We we’re sure what would happen with the Nevada State Education Association’s initiative to raise the gambling tax to 9.75 percent after Senior Judge Miriam Shearing took her red pen to it last month. The teachers had lost a key part of the initiative — the part that specified money raised by the new tax would go mostly to teacher salaries and merit pay.
Would the teachers union move forward with the petition as re-written by Shearing? Would they write a new one? What would casinos do?
We got our answers Tuesday: The teachers union filed a re-written petition that looks curiously like the first one, and contains some interesting language.
First, the title. The old initiative was called "Save Our Schools with Additional Funding." The new initiative is called "Save Our Schools with Additional Funding for Salaries and Student Achievement."
If you’re asking yourself whether the teachers union really put the concepts of "teacher pay" and "student achievement" asunder, you’re very perceptive. Hasn’t the union argued for a long time that paying teachers more necessarily and inevitably leads to student achievement? That they are inextricably intertwined? Yes, they have. And if you like the title, you’ll love the wording of Section 9. Check it:
The money received by a school district or charter school from the State Superintendent Support Fund pursuant to this section must be used to pay the salaries of employees, other than administrative employees, of the school district or charter school, and to improve the achievement of students. …"
So, wait, paying teachers more in and of itself doesn’t improve student achievement? If not, why not? And since providing the finest possible education for kids should be the goal of our public schools, why isn’t "student achievement" listed first, either in the title, or in Section 9?
We’re not trying to be negative here: We’ve long advocated big raises for teachers ($20,000 each per year to start is a good, round number). But we do that because we think paying teachers what they’re worth is a vital step to helping students do better. And we’re surprised to see the union implicitly saying that may not be the case. If this is the initiative that makes it to the voters, you’ll surely hear these arguments again.

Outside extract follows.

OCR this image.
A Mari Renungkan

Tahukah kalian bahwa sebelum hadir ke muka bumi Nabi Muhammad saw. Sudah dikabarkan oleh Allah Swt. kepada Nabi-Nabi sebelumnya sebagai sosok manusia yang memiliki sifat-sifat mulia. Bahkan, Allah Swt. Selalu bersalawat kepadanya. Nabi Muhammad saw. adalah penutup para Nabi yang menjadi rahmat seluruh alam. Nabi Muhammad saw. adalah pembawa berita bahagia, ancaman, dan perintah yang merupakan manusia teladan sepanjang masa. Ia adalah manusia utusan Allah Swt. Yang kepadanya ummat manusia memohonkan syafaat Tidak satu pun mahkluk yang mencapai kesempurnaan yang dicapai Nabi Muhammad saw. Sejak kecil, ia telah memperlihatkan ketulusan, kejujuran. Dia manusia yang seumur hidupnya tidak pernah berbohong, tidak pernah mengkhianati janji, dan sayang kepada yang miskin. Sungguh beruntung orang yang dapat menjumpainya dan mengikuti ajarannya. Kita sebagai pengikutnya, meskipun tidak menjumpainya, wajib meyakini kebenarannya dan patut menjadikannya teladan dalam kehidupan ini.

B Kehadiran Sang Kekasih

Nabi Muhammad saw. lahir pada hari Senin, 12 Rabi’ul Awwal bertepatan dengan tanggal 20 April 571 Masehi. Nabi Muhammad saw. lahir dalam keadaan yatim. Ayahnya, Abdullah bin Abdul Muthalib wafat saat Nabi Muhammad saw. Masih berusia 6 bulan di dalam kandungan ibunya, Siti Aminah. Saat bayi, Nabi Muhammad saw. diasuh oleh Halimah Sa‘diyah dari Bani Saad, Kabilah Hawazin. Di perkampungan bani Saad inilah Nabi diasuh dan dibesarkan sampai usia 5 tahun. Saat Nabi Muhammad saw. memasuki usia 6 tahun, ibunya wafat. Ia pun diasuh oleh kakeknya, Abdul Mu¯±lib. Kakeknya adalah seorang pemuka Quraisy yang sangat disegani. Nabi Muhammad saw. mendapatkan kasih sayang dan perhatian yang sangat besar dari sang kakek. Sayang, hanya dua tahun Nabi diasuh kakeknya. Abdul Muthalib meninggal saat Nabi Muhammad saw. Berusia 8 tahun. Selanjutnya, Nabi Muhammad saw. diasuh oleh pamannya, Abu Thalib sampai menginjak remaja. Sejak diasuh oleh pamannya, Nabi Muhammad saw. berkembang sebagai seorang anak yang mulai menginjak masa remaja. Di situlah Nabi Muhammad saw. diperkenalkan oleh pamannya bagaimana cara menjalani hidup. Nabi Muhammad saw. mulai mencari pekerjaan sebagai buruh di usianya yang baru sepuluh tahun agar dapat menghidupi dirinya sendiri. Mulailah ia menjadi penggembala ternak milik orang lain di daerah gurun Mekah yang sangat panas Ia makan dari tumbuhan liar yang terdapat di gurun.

Single subject and editing
Last time around, the initiative got in trouble thanks to the state’s infamous single subject law, which says initiatives can only address one thing each. And in the last initiative, there were at least four discrete things included, by our count:
- An increase in the gambling tax, from the current 6.75 percent to 9.75 percent.
- A requirement to spend the additional money entirely on education.
- A detailed list of how the additional money should be spent (40 percent to add days to the school year and reduce overcrowding; 40 percent on salaries and 20 percent on merit pay and reimbursements).
- A clause mandating the Legislature establish a minimum funding floor for education, aimed at preventing lawmakers from reducing their usual funding for schools when money from the new tax came rolling in.
Shearing, for her part, said it was perfectly OK to have an initiative raising the gambling tax, and it was perfectly OK to say the money had to be spent on education, and it was even OK to establish a floor for funding (since the goal of getting more money for schools would be moot if the Legislature supplanted those funds). But specifying precisely how the money would be spent was going too far. That, Shearing said, was "logrolling," or trying to get a less-popular policy (spending breakdown) passed by attaching it to a more popular policy (gambling tax to fund schools).
So the teachers had a choice: Pressing on with the initiative as edited by Shearing (assuming it was approved) would have pumped more money into education, but would not have guaranteed teachers would be paid more. The money could be used by the school system in whatever way administrators decided. That was a chance the NSEA was apparently unwilling to take. So the union re-wrote the initiative with the following provisions:
- Increase the top tier of the gambling tax, from 6.75 percent to 9.75 percent. (It’s referred to in the initiative as a "license fee.")
- Spend the money raised "…to pay the salaries of employees, other than administrative employees, of the school district or charter school, and to improve the achievement of students."
- Two sentences aimed at preventing supplanting, in Section 11. "The proceeds of the license fee provided by subsection 5 supplement, and do not replace, any money appropriated by the Legislature pursuant to subsection 2, 3 or 4. In determining the amount of money of any such appropriation, the Legislature shall not consider the actual or estimated proceeds of the license fee."
So, overall, the initiative is much tighter, and much less subject to scrutiny. You’ll no doubt notice that the minimum funding floor language is gone, even though Shearing said it would be fine. That may be an indication that the NSEA worried the state Supreme Court would have reversed Shearing on that point, and ruled that tax + funding floor = a single subject violation. That’s probably a wise move. And, of course, the specific formula of how to spend the money is gone, replaced with the more vague salaries "…and to improve the achievement of students."
What does that mean? What is the division of the proceeds, between salaries and achievement? All good questions, and all sure to be litigated once the Nevada Resort Association files the inevitable lawsuit. The goal of the casino industry here is to run the clock as long as possible, so that the teachers union doesn’t start circulating the petition until it’s too late to get the required signatures. Sure, the union could start passing the revised version around. But if a court changes even a single word, those signatures don’t count, and it has to start all over again.